Disebelah utara bagian desa Pangkalan ada kampung Mandar disana terdapat 7 sumur zaman pengaruh Hindia yang dibawa oleh Ki Kuwu Amis Cempaka Mulya, dalam menyelamatkan diri perang dengan Ki Kuwu Sangkan, rakyatnya yang tidak mau amsuk Islam lari ke Hutan Sinang.
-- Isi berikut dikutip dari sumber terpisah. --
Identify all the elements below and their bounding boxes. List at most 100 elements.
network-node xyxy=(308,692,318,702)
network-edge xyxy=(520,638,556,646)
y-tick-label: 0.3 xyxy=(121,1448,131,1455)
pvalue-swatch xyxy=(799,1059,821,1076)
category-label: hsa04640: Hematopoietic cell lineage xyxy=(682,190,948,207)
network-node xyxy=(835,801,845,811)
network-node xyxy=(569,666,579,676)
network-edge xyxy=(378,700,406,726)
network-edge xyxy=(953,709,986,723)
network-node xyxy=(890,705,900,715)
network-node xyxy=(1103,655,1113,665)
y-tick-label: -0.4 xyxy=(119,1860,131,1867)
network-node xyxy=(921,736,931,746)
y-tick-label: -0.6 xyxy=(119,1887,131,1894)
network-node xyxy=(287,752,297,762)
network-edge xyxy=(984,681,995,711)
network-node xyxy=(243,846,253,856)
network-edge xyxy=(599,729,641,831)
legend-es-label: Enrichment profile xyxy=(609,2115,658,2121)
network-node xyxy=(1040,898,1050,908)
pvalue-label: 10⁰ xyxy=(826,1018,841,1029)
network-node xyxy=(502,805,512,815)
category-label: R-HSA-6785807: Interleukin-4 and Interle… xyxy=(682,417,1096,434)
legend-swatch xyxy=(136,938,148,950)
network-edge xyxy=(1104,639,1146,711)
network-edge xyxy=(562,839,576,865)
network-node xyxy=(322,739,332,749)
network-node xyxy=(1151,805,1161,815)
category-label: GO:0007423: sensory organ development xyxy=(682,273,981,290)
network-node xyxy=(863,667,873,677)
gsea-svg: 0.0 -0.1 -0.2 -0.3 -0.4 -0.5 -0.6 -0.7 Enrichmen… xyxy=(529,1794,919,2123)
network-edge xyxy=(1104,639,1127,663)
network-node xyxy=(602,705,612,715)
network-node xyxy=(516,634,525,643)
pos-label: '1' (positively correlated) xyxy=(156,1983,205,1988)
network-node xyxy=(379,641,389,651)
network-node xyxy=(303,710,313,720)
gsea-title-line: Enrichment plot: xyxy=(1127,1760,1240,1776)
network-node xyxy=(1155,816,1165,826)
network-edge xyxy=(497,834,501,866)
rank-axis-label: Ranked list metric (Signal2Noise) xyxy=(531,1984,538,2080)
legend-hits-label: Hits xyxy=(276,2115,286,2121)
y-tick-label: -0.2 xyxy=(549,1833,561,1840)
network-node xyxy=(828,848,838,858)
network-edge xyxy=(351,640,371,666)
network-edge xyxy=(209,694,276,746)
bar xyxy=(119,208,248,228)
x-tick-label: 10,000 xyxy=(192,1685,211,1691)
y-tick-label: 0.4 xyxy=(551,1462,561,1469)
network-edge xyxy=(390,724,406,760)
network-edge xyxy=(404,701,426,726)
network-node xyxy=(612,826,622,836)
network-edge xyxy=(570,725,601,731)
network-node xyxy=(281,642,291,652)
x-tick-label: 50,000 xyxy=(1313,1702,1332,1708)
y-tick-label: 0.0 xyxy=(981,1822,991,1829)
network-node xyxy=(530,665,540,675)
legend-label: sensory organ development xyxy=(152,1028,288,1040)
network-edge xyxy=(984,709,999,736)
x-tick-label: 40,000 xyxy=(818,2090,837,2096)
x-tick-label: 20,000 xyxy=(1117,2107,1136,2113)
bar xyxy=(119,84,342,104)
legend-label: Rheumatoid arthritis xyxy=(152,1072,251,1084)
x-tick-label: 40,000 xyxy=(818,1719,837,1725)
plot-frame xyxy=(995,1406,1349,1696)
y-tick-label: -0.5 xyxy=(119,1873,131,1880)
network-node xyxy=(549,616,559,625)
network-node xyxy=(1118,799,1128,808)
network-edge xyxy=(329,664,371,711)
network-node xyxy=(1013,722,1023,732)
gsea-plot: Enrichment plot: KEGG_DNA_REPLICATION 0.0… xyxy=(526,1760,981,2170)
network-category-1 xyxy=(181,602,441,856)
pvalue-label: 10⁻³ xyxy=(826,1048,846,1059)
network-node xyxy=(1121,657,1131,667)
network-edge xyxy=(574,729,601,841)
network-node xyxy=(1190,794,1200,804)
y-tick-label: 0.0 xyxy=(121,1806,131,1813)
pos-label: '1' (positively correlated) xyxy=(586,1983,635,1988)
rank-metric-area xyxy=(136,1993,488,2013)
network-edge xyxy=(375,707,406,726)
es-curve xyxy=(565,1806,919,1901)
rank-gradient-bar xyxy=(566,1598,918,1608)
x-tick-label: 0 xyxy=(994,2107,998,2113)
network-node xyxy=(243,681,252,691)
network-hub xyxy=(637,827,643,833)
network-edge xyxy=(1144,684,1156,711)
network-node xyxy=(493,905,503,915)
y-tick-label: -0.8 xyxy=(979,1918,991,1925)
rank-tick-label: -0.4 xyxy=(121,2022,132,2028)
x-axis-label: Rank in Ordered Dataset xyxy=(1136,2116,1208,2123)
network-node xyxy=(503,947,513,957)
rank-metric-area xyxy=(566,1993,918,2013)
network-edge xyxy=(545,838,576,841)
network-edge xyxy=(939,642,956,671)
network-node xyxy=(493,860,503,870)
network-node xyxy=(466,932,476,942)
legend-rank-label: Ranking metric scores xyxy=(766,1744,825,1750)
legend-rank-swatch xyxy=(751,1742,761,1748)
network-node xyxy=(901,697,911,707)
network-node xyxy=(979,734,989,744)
Tujuh sumur ini seperti halnya sama dengan tujuh sumur di Banten.

Daftar kepala desa Pangkalan:
1)    Yang menjadi kuwu pertama saudara Rasbayi.
2)   Yang menjadi kuwu kedua saudara Jalani.
3)   Yang menjadi kuwu ketiga saudara Dewon.
4)   Yang menjadi kuwu keempat saudara Dirga.
5)   Yang menjadi kuwu kelima saudara Talam.
6)   Yang menjadi kuwu keenam saudara Dirga, terpilih kembali kedua kalinya.
7)   Yang menjadi kuwu ketujuh saudara Jamadi.
8)   Yang menjadi kuwu kedelapan saudara Dulati.
9)   Yang menjadi kuwu kesembilan saudara Dodi, hanya dapat melaksanakan 6 bulan.
10) Yang menjadi kuwu kesepuluh saudara Masduki, dari anggota ABRI
11)  Yang menjadi kuwu kesebelas saudara Masduki dari jurutulis desa terpilih sejak tahun 1979.

Nama – nama kampung desa Pangkalan:
1)   Kampung Pelabuhan
2)  Kampung Buyut Babar
3)  Kampung Buyut Dukuh
4)  Kampung Mandar, yang ada dipetapakan sumur 7 buah, pada masa transisi Islam
5)  Kampung Gaga Mantri, sekarang menjadi komplek pertamina sejak diketemukan sumber minyak tahun 1980.
6)  Kampung Tegal Tike, tanah ini sebagian besar masih rawa dan persawahan tadah hujan.
        Pangkalan desa nomor 135, dengan luas areal tanah 1796 Km2, dan jumlah kerapatan penduduk laki – laki 1625 juwa grebeg, perempuan 2310 jiwa grebeg, perhitungan tahun cacah 1979.